これはジャガイモの芽や緑色の皮に含まれる毒と同じ成分であり、濃度が高いことから家畜が食べてしまうと中毒により死に至ってしまう場合もあります。
ソラニンは神経に作用する毒性を持っているため、もしも食べてしまうと頻脈、頭痛、嘔吐、下痢、食欲減退などの症状を引き起こします。

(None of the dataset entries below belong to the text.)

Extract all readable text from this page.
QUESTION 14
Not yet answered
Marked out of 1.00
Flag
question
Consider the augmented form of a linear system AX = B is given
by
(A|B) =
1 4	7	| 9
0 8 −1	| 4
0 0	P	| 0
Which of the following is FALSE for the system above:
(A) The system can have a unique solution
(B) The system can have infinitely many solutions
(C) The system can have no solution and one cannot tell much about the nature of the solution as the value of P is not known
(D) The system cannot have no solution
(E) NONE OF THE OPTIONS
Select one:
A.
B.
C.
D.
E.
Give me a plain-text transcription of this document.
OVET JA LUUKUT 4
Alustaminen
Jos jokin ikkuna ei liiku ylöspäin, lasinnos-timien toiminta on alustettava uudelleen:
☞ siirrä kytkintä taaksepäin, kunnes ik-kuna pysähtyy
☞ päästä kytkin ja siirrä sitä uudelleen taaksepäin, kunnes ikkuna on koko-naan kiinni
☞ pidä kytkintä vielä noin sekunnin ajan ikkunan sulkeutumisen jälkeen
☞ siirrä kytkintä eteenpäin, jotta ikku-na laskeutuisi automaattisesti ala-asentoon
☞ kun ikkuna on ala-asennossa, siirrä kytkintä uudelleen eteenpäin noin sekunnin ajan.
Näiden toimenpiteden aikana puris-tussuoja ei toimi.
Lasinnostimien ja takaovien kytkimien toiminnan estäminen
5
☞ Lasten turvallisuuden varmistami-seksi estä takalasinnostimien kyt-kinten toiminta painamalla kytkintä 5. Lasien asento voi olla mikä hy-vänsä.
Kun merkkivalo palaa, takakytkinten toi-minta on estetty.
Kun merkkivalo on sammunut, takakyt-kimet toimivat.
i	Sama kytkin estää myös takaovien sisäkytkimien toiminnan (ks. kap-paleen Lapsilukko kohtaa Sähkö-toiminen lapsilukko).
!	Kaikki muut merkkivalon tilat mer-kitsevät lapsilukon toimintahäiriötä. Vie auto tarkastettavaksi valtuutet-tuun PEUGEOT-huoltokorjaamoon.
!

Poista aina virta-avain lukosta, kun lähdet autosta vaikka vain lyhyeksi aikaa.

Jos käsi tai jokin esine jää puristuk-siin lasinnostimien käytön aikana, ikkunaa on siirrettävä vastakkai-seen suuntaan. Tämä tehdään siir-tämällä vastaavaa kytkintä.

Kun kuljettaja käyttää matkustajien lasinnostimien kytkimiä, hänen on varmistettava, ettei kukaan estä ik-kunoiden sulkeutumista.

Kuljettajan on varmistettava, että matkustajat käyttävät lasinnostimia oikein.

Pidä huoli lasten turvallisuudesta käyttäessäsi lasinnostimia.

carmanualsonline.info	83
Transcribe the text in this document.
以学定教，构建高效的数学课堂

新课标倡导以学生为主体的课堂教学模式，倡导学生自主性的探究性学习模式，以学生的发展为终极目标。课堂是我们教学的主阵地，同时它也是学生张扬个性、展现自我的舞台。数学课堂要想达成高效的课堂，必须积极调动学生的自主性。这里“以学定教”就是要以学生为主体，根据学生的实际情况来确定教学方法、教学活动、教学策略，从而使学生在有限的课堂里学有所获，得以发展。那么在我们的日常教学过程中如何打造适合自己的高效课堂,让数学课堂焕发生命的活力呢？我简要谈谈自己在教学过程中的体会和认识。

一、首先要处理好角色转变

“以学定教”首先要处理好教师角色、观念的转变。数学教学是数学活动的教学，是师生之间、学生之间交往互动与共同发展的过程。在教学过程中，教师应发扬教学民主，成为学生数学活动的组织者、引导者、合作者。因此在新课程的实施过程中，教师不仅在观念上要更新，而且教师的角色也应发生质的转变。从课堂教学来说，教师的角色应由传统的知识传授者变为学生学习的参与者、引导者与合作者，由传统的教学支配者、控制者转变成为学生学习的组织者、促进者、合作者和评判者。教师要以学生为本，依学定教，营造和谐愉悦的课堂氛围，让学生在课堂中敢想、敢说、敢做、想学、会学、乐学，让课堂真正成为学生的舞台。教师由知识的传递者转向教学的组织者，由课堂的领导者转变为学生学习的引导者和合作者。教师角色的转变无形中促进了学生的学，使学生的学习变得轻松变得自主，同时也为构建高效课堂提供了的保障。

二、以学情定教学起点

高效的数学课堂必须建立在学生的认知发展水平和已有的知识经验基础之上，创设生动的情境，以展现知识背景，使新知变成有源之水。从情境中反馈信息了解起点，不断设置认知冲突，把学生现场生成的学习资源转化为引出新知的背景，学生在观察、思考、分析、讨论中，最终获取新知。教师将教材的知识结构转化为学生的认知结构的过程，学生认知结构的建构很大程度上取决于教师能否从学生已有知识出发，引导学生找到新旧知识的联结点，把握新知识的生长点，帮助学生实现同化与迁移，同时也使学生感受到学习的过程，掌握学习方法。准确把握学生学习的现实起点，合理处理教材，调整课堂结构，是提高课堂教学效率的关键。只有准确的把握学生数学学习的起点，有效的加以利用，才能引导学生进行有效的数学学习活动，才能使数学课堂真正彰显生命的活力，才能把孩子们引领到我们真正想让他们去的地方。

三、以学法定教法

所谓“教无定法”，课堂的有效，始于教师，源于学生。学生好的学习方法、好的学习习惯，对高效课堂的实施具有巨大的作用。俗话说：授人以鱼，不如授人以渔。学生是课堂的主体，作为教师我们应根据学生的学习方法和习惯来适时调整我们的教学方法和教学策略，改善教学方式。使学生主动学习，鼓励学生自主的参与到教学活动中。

成人の中毒量は200~400mg程度と考えられており、対りゅおい摂取した場合は、昏睡状態に陥り死に至ることもあります。
ワルナスビを誤って食べないようにすることが一番の予防方法になるため、注意しましょう。

まとめ

ワルナスビは、北アメリカ原産のナス科の多年草で、その名の通り農業や生態系に大きな被害を及ぼすヒトにとって「悪い」植物です。
茎や葉に生えた鋭いトゲは物理的な脅威となり、全草に含まれるソラニンは人間や家畜に対して激しい嘔吐、下痢、意識障害などの食中毒を引き起こす猛毒となります。
1906年に確認されて以来、驚異的な再生能力を持つ地下茎と種子によって日本全国へ分布を広げました。耕すと根の断片から増殖するという性質から、一度定着すると根絶が極めて困難であり、現在は「要注意外来生物」に指定され、警戒されています。
見た目の可憐な花やトマトに似た黄色い果実に惑わされず、素手で触れたり、決して口にしたりしないよう、正しい知識を持って接することが必要です。